COPENHAGEN, Apr 11 (Reuters) Danish police warned today Muslim anger over newspaper cartoons of the Prophet Mohammad had raised the threat of terrorist attacks on Denmark, after new figures revealed some of the economic damage.

Denmark was already on alert because of its participation in the US-led war in Iraq, where it has about 500 troops, though it has not yet suffered any attacks on Danish territory.

''We have ... estimated that there has been a generally raised threat level in the last few years, but with the Mohammad issue there has been additional negative exposure,'' said Lars Findsen, director of the Security Intelligence Service.

''It is clear that this has influenced the threat level,'' he told newspaper Jyllands-Posten, which printed the cartoons which many Muslims found blasphemous.

''We have registered a significant increase in the number of threats and threat-like situations.'' Anger over the cartoons sparked violent protests against Danish embassies in Asia, Africa and the Middle East earlier this year in which more than 50 people were killed. Consumers in Muslim countries have been boycotting Danish goods.

Danish-Swedish dairy giant Arla said on Tuesday it had fired about 50 of the 160 workers at a dairy in west Denmark producing cheese for the Middle East, saying this was a consequence of the blacklisting of Danish goods by millions of Muslims.

Arla's business in Saudi Arabia, one of its largest export markets, has dropped almost 80 percent since the beginning of February. Some larger Saudi retailers begun restocking its products after Arla launched a media blitz to win back shoppers.

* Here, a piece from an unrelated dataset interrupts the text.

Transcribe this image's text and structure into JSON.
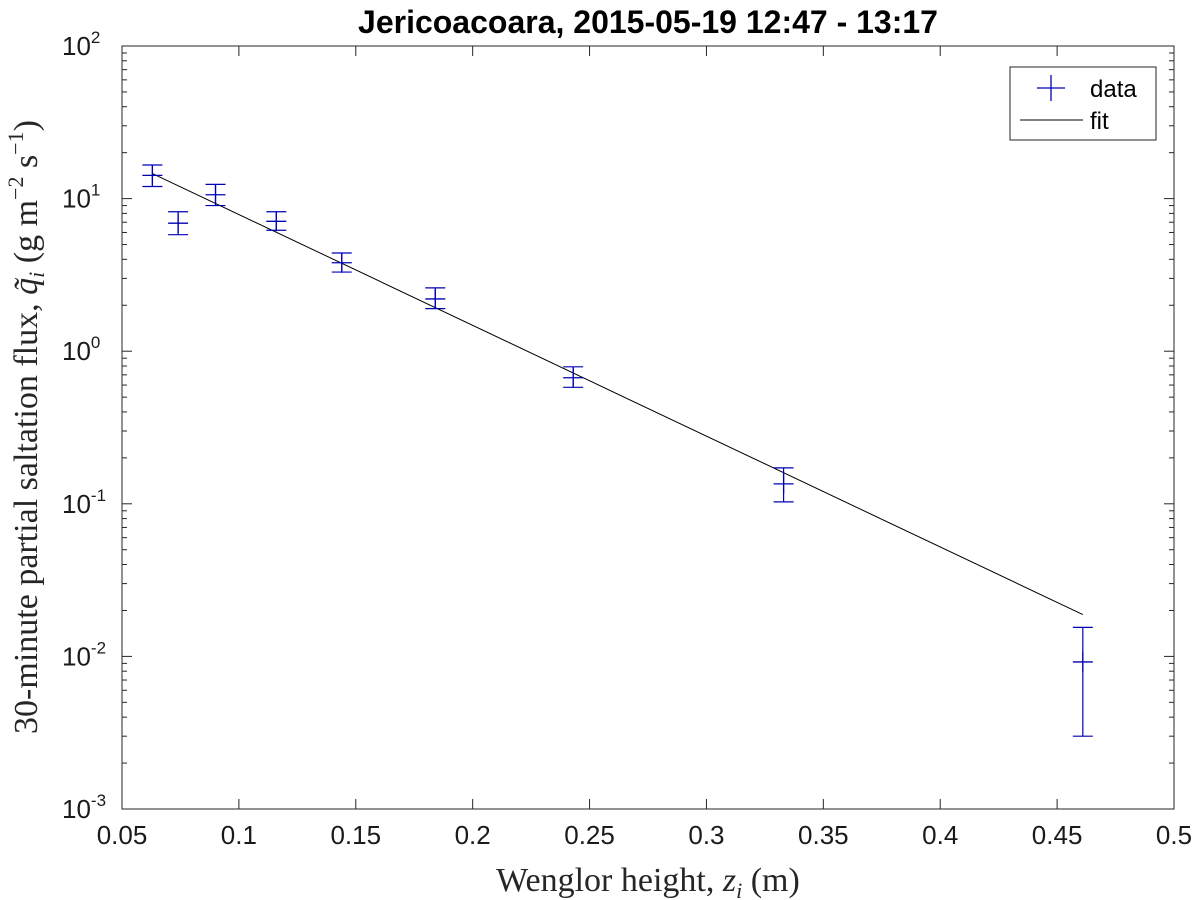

''We are slowly moving back onto the shelves but we still have less than one tenth of the retailers we had before the boycott,'' Arla spokesman Louis Honore told Reuters.

Danish trade figures for February released on Monday showed an 85 per cent drop in Denmark's dairy exports -- the first tangible measure in national accounts of the consumer boycott.

''It's one thing to get back on the shelves. It's another to get consumers to accept the products again,'' said Honore.

Arla, Europe's second largest dairy products maker, estimates it will lose 60-65 million dollars this year due to the boycott assuming it can regain half of its sales in the Middle East by the end of the year. The dairy cooperative had sales of 3.2 billion crowns (519.8 million dollars) in the area last year.